Placement on the Latest Deals list:
It is also worth noting how ad placement on the first page of the list varies with genre and price. The first chart (and this may be a bit confusing) is a bubble diagram that plots average placement (higher on the chart means closer to the top of the list) by genre versus number of ads during the 20 days, with the more numerous ads toward the right (this is also indicated by bubble size). The single Teen and Young Adult ad appeared in the first position, as did all five Literary Fiction ads. Note the cluster in the top right corner where a large volume of Mysteries, Thrillers, and Contemporary Romance novels have enjoyed prominent placement. For example, Mysteries comprised 39 ads with an average placement position of 2.5.

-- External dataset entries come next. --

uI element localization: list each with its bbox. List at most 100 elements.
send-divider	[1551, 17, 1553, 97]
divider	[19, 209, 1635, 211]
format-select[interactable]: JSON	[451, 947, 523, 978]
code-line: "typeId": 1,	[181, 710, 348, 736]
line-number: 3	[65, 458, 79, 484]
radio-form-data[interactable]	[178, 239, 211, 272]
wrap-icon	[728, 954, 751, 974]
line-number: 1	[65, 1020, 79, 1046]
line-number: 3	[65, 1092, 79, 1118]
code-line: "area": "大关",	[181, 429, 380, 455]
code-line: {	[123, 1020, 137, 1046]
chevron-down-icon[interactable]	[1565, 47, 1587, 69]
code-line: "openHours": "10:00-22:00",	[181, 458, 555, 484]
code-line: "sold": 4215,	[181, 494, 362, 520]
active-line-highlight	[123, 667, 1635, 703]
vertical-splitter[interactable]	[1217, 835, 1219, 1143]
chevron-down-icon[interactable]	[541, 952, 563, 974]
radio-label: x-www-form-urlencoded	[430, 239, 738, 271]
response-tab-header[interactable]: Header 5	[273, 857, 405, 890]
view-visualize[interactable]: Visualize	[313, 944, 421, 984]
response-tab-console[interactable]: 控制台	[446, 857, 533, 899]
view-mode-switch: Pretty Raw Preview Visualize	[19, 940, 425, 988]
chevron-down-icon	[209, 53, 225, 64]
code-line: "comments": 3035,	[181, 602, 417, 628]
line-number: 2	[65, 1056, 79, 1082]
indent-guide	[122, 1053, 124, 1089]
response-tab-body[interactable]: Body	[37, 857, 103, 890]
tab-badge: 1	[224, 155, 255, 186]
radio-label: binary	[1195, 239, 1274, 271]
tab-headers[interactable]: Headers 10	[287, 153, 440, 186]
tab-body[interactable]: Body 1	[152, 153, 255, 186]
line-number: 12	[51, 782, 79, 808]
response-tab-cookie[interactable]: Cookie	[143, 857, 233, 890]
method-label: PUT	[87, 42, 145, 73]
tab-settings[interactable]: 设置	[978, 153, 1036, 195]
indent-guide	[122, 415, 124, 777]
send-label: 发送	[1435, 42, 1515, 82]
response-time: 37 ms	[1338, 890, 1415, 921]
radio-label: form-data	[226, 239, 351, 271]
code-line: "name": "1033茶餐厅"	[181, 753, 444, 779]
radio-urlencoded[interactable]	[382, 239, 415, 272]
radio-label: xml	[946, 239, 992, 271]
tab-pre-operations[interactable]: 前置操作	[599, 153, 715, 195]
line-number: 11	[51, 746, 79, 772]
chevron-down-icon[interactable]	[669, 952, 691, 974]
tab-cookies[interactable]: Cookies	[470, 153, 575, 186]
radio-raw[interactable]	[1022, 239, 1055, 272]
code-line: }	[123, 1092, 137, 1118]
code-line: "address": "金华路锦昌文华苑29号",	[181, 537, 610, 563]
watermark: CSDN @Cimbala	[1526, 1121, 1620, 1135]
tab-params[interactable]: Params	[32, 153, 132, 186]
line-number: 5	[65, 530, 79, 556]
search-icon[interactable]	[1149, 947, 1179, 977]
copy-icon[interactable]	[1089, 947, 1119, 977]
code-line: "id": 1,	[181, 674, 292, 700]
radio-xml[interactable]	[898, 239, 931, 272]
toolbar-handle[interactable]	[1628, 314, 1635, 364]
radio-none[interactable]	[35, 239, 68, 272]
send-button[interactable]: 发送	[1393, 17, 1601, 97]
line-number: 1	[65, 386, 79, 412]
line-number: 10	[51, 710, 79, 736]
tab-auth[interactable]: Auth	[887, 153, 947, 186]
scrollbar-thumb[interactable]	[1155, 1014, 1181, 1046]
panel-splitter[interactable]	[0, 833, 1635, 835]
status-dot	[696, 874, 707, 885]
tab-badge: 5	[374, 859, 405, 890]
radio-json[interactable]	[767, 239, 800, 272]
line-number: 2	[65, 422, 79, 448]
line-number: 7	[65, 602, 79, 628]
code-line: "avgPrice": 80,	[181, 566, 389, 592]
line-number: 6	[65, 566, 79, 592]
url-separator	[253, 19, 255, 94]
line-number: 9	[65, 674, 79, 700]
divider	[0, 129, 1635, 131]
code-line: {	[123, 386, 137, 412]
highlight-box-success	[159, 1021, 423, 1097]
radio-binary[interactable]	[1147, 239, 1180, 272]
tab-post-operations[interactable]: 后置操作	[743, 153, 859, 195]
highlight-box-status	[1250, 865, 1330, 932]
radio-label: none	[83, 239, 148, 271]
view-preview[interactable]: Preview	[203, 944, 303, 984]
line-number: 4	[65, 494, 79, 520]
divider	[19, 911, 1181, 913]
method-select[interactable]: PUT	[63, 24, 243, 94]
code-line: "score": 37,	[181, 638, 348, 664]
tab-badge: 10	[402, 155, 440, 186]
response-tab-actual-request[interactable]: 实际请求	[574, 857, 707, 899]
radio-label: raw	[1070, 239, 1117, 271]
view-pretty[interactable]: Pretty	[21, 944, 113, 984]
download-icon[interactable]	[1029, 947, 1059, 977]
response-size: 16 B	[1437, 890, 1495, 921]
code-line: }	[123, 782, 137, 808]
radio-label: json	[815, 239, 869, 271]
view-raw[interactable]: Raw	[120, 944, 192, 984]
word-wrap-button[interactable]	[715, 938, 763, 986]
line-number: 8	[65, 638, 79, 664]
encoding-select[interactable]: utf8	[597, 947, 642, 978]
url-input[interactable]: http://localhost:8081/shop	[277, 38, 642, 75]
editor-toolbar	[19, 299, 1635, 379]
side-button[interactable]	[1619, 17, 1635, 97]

The second chart of average original/discounted price shows that the first slot on the list tended to favor the more pricy books. (More in a future post on the sales implication of being first or second on the list.) The first slot was typically populated by discounted books (only one free book made it into the first slot) and the second position was usually a free book.
Starting rank (book rank when the Latest Deals page first goes up) also correlated with placement.
I hope this information is helpful. This data certainly helped me understand why my ad was rejected.
Again, if you have suggestions for new ways to look at the data, please post these in the comments. See my next post for an analysis of the actual performance of BookBub ads.
*Amazon can pay the referring website up to 8.5% of everything the customer buys if the website has been accepted as an Amazon affiliate.